As for skin care, Peterson swears by a daily dose of SkinCeuticals C E Ferulic serum. “My skin has kind of hung in there, which is a miracle. I wear more makeup than anybody on earth except maybe RuPaul and I've been around longer,” she says. Peterson also uses SkinCeuticals Triple Lipid Restore moisturizer and COOLA Classic Organic body and face sunscreen — which she uses “by the gallon for that deadly pale skin.” Her everyday makeup is a stark contrast to Elvira’s, consisting of Bare Minerals Complexion Rescue Tinted Hydrating Gel Cream, Lancome Maquicomplet Wand for under-eyes, Blinc Mascara (which she loves because it doesn’t require makeup remover and just washes off), and Johnny Concert Maudit Timeless Liquid Lipstick in Le Beige. As for treatments, Peterson isn’t a fan of Botox because she needs to be able to readily express emotion with her eyes as Elvira. She does use a little bit of filler, though. (There was no mention of vampire facials, in case anyone was wondering.)

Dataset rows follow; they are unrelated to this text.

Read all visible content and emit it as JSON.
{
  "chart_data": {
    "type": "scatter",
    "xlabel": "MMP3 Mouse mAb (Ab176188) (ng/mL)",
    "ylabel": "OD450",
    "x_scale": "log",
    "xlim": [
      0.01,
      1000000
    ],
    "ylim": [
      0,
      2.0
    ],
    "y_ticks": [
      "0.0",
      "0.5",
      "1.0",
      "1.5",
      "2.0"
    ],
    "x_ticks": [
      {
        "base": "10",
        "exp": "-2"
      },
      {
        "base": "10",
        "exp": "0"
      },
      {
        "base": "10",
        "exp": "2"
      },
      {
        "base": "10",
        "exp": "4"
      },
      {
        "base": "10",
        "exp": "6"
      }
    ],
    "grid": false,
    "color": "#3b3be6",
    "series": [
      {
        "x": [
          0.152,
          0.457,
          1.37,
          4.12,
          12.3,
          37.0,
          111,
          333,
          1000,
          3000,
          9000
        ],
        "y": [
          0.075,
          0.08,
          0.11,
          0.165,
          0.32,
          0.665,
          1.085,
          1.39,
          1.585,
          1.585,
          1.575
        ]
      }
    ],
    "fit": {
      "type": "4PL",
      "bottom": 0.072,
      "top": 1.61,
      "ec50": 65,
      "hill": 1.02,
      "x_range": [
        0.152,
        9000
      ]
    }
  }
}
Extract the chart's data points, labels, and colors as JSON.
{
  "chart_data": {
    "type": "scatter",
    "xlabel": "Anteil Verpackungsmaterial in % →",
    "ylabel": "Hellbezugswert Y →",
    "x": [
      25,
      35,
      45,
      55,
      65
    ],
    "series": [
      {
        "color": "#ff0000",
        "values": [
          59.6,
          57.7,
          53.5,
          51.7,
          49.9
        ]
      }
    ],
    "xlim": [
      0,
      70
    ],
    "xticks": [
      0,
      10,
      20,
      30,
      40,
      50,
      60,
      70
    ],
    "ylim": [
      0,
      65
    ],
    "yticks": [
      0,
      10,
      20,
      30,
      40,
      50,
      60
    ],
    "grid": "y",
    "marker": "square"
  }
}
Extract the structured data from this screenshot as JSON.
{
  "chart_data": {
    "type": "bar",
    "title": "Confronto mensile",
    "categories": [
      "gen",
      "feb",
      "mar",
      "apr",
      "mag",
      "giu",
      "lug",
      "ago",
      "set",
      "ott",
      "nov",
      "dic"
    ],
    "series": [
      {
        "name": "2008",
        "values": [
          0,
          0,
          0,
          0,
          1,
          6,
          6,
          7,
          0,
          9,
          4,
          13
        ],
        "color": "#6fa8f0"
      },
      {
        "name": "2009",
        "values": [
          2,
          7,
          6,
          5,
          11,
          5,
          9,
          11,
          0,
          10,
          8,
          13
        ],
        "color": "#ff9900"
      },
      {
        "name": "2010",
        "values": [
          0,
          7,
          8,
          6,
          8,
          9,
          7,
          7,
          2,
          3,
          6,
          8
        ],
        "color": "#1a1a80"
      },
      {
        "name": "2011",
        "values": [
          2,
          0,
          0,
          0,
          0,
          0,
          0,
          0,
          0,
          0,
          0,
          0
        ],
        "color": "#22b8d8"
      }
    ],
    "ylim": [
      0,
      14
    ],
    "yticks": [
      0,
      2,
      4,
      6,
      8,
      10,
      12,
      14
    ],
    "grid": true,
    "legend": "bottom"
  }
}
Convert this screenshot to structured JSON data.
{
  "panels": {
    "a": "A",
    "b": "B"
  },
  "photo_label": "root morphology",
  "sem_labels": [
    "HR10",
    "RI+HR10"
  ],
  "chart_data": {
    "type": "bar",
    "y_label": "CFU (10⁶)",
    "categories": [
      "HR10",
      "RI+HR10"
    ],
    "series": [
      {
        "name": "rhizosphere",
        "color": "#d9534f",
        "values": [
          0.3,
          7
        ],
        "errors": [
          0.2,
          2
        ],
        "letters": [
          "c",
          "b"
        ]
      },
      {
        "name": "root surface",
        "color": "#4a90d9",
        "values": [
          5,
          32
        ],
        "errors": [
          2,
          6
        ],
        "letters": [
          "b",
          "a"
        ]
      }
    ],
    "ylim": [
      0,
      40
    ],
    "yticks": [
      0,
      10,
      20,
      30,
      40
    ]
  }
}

While “Elvira” turned 40 this September, Peterson herself celebrated her 70th birthday. Since Elvira has such an eternal look, you have to wonder if being the character has alleviated any of the pressure that society puts on women as we age. “Unfortunately, I don't think so. I mean, Every time I see myself as Elvira, I go, I can't keep doing this. It’s gonna be pathetic any minute now,” she admits. Peterson says that it’s easier to “look younger” with the makeup, the dress, and good lighting, but that she’s “struggling with trying to stay Elvira” as long as she can. “I really think this is probably going to be my last Halloween season of doing the character,” she says. “But I said that I was quitting when I was 40, and when I was 40, I said 50, so now I’m 70, and I don't know. My manager’s already got plans to have me stuffed with an automatic arm that signs autographs at conventions. He's already got that all worked out so you can see ‘Elvira on ice.’”
Looking back, she’s happy that Elvira’s signature look has inspired people, and has maybe even helped to normalise that type of dress. “When I first started Elvira, it was considered so weird and freaky, with the red lips, and tons of black eyeliner, and all of that. People weren't doing that at that time,” she says. “Nobody had even seen black nails. Now everybody has that makeup. You look at the Grammys and every single woman on there has that same kind of [plunging] neckline. Back then, I was really like a freak when I went somewhere; it kind of stopped traffic. Now it's just like an everyday look. So I do think I inspired a lot of women to kind of go with that whole kind of goth look. Sexy and gothic at the same time.”